Neither have the oceans been spared. A marine heatwave is currently affecting an area of the North Atlantic Ocean covering around 40 million square kilometres, an area four times larger than Europe.
Seven Hiroshimas
The world’s oceans are accumulating the equivalent of the energy of seven Hiroshima bombs per second. That’s around 220 million Hiroshimas in excess energy each year. This is the fuel for future weather extremes unlike anything endured by modern humans.
Apart from the obvious misery and danger to humans and other animals, droughts, heat waves and floods are also fast degrading global food systems. What few seem to grasp is that all this dangerous disruption is a result of a global average temperature increase of barely 1.2°C.

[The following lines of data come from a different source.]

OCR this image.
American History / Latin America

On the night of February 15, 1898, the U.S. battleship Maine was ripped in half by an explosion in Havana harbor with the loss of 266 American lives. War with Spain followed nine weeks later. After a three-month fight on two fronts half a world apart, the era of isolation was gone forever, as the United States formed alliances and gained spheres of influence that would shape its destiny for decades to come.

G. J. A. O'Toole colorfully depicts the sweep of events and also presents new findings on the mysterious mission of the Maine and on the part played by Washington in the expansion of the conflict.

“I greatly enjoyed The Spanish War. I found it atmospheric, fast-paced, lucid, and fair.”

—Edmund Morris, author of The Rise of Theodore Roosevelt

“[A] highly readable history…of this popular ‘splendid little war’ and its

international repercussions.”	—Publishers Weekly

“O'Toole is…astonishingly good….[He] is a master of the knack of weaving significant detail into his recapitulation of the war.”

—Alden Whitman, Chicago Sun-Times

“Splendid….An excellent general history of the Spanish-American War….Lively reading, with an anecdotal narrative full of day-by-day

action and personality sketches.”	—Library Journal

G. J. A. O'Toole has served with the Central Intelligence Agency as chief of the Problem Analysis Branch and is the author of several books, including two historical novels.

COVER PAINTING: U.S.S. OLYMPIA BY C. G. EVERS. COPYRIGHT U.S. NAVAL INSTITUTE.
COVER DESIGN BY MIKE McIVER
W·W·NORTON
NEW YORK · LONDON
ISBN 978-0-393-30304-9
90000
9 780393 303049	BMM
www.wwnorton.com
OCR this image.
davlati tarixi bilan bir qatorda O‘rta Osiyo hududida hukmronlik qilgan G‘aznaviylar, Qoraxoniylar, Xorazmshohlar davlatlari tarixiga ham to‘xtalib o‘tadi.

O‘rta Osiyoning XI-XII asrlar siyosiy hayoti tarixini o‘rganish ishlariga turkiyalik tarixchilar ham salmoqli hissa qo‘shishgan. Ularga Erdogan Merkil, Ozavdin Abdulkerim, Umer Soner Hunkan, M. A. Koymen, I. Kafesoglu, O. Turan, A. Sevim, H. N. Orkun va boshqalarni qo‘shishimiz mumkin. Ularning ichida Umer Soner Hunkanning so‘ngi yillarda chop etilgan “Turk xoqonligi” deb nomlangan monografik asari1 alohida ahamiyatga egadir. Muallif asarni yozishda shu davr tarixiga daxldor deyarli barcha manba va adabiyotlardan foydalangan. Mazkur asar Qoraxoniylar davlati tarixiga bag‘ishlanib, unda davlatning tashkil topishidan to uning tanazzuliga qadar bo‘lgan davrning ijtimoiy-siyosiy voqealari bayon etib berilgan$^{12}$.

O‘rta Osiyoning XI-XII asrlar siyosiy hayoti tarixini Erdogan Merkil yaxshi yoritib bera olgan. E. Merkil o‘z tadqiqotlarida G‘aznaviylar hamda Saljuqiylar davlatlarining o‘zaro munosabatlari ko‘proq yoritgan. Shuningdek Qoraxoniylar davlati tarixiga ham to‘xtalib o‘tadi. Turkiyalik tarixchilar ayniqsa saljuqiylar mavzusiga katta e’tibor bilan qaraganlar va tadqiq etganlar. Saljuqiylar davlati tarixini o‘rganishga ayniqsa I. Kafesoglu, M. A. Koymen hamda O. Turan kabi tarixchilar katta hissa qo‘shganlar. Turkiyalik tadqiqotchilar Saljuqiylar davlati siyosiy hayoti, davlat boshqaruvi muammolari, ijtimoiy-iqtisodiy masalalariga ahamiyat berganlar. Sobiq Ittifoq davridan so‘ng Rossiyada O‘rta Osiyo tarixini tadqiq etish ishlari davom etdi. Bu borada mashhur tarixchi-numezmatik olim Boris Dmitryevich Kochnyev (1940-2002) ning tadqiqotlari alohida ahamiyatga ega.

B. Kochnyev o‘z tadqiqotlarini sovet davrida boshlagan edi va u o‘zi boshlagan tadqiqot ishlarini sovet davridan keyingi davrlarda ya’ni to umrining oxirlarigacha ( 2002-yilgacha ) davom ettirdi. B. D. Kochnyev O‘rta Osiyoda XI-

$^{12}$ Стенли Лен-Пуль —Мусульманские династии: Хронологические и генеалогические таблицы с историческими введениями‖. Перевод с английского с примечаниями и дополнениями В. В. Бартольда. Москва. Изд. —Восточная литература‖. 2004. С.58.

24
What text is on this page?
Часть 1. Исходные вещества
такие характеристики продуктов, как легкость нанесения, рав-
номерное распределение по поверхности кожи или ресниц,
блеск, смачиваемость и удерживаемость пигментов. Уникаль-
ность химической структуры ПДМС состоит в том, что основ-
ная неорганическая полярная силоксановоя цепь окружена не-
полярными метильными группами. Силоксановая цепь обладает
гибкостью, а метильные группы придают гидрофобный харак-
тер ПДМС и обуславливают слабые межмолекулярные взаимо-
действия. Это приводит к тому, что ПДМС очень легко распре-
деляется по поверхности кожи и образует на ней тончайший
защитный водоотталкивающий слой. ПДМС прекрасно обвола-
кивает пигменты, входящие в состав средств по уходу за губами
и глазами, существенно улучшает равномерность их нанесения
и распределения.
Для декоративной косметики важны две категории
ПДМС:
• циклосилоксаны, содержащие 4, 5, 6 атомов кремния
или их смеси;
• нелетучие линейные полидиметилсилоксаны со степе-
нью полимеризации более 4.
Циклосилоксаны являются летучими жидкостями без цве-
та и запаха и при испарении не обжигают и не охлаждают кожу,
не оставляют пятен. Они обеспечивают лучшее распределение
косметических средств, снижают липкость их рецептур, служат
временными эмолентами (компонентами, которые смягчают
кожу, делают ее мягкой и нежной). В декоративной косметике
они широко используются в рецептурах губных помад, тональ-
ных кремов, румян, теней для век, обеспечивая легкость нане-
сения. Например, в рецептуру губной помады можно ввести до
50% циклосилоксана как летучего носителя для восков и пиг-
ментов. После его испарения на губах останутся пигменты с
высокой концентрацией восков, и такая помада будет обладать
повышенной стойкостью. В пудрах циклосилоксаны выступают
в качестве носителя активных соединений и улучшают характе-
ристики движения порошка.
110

Once we breach the 1.5°C and 2°C thresholds, planetary tipping points from Amoc collapse to the disintegration of the Greenland and west Antarctic ice packs, to the disappearance of Arctic sea ice cover in summer begin to kick in. Any one of these events will potentially redraw the map of the world. And as one planetary domino falls, it pulls other seemingly stable systems down with it.
These are what scientists call non-linear events. In other words, things get much worse far more quickly than societies can possibly adapt to. Our tragic failure to act commits us to a near future of mass migration, famine, economic collapse, violence and political and social breakdown.
We still have choices, though years of delay mean all the easy options are long gone. We now have to choose between wrenching austerity in order to drastically cut emissions, or carrying on regardless and letting the sixth mass extinction run its course.
For once, let’s be brutally honest: we’ve already chosen, haven’t we?